Economic-development tax incentives more than tripled over the past 25 years, offsetting about 30% of the taxes the companies receiving incentives would have otherwise paid in 2015, compared with about 9% offset in 1990, according to an analysis of incentives covering more than 90% of the U.S. economy.
By 2015, the total annual cost of these incentives was $45 billion, according to the analysis, by Timothy Bartik, a senior economist at the W.E. Upjohn Institute for Employment Research in Kalamazoo, Mich. The study looked at 47 cities in 32 states plus the District of Columbia.

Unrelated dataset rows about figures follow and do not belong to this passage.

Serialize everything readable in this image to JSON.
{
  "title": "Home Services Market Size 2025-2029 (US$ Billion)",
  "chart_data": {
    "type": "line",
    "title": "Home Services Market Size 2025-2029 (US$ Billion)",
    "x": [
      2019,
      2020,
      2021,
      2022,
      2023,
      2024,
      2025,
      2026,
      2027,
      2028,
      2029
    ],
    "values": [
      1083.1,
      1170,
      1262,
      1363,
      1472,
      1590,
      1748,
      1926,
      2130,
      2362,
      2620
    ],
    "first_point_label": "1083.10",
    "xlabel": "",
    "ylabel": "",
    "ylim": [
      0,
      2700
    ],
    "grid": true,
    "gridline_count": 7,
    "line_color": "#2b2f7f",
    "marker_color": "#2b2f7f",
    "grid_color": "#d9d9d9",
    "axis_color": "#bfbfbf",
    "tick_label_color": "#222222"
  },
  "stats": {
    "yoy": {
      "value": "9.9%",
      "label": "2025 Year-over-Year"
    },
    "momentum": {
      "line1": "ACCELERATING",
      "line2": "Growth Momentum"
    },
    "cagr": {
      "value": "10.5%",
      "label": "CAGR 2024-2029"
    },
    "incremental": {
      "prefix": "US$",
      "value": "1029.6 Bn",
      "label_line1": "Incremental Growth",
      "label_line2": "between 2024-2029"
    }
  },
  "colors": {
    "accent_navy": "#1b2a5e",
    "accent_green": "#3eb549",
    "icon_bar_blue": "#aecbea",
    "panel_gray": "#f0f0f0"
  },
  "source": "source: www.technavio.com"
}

Total incentives are likely higher because the analysis didn’t include some used by cities, including Elyria, such as city income tax rebates for companies.
“The national headwinds are not in favor of these older, industrial small-to-midsize places,” said John Lettieri, senior director of policy and strategy at the Economic Innovation Group, a nonprofit, bipartisan research and advocacy organization. The cities are often tied to a single sector and tend to have more-static economies, with a low rate of firm formation and little growth or even declines in population, he said.
St. Louis in 2015 began reworking its formula for development incentives, raising standards for approval and shifting more attention to struggling neighborhoods, said Otis Williams, executive director for the city’s economic development arm. St. Louis is now re-evaluating its corporate-incentive program, “to make sure we raise the bar for that as well,” he said.
Some mayors don’t feel they have a choice. “We would be dead in the water without economic incentives,” said Virg Bernero, the mayor of Lansing, Mich. Old, vacant buildings and contaminated industrial properties can be impossible to redevelop without incentives because they aren’t cost competitive, he said. The competition is heightened because suburbs now routinely offer tax incentives, too, he said.
Manufacturing still accounts for roughly twice as many jobs in smaller, heartland Ohio cities as in the nation as a whole, according to a November 2016 report by the Center for Community Solutions, a nonpartisan think tank based in Cleveland.
The greater Cleveland metro area, which includes Elyria, posted the nation’s largest drop in the number of firms between 2010 and 2014, losing 712 of its companies, the Economic Innovation Group found.